Abstract

Chronic hepatitis C viral (HCV) infection is a major clinical problem in alcoholics with liver disease and may result from ethanol effects on the host immune response. To experimentally assess such effects, the DNA-based immunization approach was used to produce humoral and cellular immune responses against the HCV core protein in mice. Mice were fed an ethanol or isocaloric pair-fed control liquid diet followed by immunizations with HCV core DNA-expressing constructs. Chronic ethanol feeding was found to inhibit Th cell and CTL activities and substantially reduced cytokine secretion as well.

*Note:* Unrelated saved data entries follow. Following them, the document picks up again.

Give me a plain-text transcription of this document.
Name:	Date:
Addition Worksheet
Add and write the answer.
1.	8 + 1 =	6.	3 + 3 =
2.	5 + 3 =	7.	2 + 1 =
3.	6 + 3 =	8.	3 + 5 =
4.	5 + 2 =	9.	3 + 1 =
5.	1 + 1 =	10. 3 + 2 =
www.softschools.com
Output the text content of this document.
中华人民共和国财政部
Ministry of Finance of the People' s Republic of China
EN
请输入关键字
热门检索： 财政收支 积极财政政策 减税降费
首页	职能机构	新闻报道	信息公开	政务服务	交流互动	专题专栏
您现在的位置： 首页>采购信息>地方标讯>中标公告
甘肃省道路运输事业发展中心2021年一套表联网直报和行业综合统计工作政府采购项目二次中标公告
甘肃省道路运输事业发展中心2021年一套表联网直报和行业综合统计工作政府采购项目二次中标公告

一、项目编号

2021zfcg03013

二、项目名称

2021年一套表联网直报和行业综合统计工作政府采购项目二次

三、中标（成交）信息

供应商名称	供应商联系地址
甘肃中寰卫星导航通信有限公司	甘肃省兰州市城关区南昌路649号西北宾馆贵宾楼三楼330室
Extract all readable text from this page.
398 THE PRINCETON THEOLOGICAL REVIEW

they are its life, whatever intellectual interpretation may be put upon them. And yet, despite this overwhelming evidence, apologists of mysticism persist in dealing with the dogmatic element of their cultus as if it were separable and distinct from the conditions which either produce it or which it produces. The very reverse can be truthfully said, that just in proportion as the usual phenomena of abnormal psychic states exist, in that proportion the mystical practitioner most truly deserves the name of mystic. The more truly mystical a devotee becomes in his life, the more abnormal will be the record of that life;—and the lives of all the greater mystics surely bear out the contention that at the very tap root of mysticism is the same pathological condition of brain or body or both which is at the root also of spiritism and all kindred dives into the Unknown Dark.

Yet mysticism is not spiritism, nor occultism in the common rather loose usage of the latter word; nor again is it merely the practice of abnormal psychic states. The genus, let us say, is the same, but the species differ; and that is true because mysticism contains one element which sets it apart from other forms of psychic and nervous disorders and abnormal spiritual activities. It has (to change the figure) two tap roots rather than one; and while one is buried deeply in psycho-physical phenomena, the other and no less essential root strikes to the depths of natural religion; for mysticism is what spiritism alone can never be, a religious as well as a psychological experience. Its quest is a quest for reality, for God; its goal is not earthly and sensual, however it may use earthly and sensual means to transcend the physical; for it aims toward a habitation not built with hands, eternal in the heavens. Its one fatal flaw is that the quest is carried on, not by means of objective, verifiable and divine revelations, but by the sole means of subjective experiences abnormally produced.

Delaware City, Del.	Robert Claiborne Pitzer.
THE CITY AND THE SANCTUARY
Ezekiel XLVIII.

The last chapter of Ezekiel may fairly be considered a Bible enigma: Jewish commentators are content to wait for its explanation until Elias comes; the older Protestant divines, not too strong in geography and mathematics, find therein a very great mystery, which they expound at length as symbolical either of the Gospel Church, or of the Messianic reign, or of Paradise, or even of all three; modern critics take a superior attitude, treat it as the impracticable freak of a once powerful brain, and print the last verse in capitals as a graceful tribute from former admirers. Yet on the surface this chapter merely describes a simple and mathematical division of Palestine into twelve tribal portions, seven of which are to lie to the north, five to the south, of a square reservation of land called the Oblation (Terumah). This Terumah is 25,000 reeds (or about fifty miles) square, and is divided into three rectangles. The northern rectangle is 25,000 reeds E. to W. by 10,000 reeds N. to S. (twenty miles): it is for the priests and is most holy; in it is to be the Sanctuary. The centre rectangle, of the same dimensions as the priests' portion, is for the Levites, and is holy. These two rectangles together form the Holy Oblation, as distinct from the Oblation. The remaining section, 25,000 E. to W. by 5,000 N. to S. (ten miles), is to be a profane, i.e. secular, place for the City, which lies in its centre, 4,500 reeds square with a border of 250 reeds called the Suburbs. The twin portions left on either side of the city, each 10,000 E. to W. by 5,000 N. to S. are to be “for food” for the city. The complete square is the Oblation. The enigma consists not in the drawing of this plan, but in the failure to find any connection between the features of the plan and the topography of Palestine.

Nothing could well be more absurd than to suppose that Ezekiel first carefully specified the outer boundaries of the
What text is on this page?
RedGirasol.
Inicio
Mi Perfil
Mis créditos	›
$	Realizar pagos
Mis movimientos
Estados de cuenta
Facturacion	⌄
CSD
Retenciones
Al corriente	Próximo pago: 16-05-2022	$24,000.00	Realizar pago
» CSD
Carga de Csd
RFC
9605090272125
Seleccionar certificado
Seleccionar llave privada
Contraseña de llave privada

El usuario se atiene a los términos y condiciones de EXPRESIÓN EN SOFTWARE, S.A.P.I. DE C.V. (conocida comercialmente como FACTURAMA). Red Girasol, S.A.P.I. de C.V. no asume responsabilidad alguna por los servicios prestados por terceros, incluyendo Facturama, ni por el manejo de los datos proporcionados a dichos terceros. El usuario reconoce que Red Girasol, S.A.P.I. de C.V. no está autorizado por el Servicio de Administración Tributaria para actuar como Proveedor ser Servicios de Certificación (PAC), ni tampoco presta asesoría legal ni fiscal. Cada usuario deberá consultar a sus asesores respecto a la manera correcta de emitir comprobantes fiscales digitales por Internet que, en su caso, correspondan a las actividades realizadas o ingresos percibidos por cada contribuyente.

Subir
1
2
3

In addition, a switch from Th1 to Th0 subtype was observed in proliferating CD4+ T cells derived from chronic ethanol-fed mice. These immunosuppressive effects were directly due to ethanol since crossover experiments to an isocaloric control diet restored the defects in cellular immunity. Furthermore, we determined if coadministration of an IL-2 or GM-CSF DNA expression plasmid with a plasmid expressing the HCV core protein (pHCV2-2) would reverse the inhibitory effects of chronic ethanol feeding on cellular immune responses. Coimmunization of chronic ethanol-fed mice with either IL-2 or GM-CSF expression plasmids restored cellular immunity and induced CD4+ inflammatory T cell and CD8+ CTL responses comparable with control mice immunized with pHCV2-2 alone. These studies provide evidence of how chronic ethanol feeding may effect cellular immune responses to a viral structural protein in the context of genetic immunization.